Kimsenin yazmamış olduğuna şaşırmadan Oblivion ve Skyrim diyorum. Şaşırmamamın nedeni, benim Tamriel’i aşırı benimseyişim yüzünden bilgisayarımın olmadığı son 3 senedir zaman zaman sıla hasreti çektiren çok özel bir burukluk yaşatması. Belki anlarsınız beni; hiçbir zaman sevemedim tesadüfler sonucu hapsedildiğim burasını ve Tamriel de ihtiyacım olan alternatif realitem oldu.
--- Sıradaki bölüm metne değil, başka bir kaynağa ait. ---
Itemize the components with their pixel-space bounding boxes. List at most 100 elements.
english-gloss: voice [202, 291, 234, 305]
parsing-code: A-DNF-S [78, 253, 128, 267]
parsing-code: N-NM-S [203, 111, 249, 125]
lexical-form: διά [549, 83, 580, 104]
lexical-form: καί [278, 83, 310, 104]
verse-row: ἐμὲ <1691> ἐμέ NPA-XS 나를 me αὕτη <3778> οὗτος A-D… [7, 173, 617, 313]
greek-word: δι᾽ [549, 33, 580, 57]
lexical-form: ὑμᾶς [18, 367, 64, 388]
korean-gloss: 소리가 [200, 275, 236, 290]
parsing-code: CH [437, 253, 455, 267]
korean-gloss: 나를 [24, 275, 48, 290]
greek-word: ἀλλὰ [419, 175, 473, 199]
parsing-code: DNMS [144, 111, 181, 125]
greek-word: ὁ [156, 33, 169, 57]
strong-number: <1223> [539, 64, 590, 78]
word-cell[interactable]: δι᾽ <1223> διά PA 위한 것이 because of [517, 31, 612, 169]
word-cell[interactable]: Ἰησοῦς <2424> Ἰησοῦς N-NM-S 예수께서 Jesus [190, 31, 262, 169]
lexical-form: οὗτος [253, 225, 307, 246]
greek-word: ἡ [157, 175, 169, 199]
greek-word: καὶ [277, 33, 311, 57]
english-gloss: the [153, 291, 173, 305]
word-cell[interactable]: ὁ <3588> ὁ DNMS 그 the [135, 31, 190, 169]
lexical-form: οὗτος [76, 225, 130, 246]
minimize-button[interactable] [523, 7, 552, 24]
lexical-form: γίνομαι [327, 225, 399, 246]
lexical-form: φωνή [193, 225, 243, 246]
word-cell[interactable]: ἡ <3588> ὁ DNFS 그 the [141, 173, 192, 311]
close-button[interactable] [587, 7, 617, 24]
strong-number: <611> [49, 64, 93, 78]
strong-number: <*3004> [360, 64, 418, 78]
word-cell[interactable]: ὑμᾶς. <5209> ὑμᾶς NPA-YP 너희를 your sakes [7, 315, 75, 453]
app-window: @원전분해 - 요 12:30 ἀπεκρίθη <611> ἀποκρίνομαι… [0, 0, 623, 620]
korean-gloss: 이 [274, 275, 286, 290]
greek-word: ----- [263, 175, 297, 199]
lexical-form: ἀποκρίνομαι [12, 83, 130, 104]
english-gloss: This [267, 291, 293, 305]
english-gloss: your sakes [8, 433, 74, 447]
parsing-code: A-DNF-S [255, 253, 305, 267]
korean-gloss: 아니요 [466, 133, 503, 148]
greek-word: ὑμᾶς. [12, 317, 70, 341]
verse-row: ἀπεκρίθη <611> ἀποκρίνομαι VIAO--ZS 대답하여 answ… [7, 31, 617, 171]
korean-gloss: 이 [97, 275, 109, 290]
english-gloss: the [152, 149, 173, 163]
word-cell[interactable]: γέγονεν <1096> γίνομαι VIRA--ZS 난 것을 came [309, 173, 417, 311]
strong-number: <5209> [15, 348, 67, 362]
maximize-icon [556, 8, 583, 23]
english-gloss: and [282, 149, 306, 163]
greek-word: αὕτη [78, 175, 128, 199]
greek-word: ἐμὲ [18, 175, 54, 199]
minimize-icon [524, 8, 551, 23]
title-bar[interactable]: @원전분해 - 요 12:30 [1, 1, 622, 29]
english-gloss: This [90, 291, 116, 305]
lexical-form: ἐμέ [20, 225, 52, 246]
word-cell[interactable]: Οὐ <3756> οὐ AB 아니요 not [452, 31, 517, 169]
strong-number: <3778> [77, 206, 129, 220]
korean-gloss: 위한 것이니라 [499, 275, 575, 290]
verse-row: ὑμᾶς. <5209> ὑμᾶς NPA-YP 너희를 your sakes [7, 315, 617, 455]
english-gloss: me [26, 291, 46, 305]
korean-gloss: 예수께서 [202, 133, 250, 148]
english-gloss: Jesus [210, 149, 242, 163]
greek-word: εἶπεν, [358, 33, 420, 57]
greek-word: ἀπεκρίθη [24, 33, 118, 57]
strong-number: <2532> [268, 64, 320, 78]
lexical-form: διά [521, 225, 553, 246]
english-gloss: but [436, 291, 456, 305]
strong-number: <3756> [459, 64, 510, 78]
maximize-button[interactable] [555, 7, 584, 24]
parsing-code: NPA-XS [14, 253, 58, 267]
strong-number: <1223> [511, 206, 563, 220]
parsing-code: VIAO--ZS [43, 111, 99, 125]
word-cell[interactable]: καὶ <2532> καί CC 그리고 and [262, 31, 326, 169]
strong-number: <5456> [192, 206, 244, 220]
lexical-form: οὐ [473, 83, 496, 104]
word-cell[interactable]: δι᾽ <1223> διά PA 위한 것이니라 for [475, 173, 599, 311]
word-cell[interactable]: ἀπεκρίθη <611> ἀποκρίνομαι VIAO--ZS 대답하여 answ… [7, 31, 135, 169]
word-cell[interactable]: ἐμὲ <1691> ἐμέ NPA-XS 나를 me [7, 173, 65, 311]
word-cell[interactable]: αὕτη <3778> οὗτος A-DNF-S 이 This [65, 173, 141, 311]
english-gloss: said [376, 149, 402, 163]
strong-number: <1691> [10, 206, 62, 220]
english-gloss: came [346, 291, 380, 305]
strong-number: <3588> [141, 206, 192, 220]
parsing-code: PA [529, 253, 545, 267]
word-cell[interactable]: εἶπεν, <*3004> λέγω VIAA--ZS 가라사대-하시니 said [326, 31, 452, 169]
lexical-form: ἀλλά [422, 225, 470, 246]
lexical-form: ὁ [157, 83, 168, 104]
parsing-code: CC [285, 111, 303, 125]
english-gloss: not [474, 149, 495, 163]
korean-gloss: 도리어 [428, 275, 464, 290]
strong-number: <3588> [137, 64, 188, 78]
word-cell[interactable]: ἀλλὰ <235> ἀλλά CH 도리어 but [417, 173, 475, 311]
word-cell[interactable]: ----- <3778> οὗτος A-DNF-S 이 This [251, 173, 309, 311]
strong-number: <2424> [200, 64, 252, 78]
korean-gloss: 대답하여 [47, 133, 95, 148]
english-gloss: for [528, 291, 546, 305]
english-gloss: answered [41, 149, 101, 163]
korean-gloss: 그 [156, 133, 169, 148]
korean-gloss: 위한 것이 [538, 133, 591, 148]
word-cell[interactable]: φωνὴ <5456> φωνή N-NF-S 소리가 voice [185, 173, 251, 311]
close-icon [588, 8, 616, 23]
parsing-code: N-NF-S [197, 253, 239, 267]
Gözümde tütüyor resmen.
Net bir şekilde The Last Of Us diyebilirim.
Bu sahne ile tavan yapmıştır zira duygular,
O baba kız ilişkisinin filizlenerek gelişmesi ve başta umrunda olmayan küçük bir kız için her şeyi yapabilecek bir anti kahraman konumuna gelmesi bile trajedisini arttırıyor hikayenin.
TWD hikaye serisi. AC ilk üç oyunu. Bioshock serisi.
Dear Eshter, What Remains of Edith Finch, Spec Ops The Line, Rakuen, The Vanishing of Ethan Carter, The Last of Us…
Özellikle şu yürüme simülasyonu dediklerimizin başta gelenlerinden Dear Esther’e bir şans verin derim. Oyunun müzikleri hala bilgisayarımın bir köşesinde durmakta.
Aklıma gelen ne varsa yazılmış. Okudum, katıldım, çıkıyorum. Görüşürüz.
Gerçekten çok özel bir hikaye
Darkness II
Bir oyunun hikayeye sahip olabileceğini ilk kez bu oyunda öğrenmiştim ve iki kelime ingilizcem olduğu için sadece gördüklerimi yorumlayarak çok üzülmüştüm. Akıl hastanesi sahnesinde kriz geçiriyordum. Hala çok severim. Bilgisayar bulursam kesinlikle oynamak isterim.
Jenny ile kalmayı tercih ettiğinde konulan slow dans sekansı sırasında yazıların akması muazzamdı cidden.
Kontrolleri, evreni, karakterlerinden bu kadar zevk aldığım oyunlardan birisi kesinlikle.
Jackie Estacado’yu unutmayacağız…
İçeriğiyle değil ama MW 2 de Shephard’ın ihanetinden çok etkilenmiştim. 10 yıl oldu herhalde oynayalı ama anımsayınca hala o sahne etkiler beni.
Gözüne bıçak saplansın Shephard.
Heavy Rain müziği candır
Oynayalı 8-10 sene filan oldu ama devamı çıkmalı şeklinde kalmıştı aklımda. Neden çıkmadı acaba?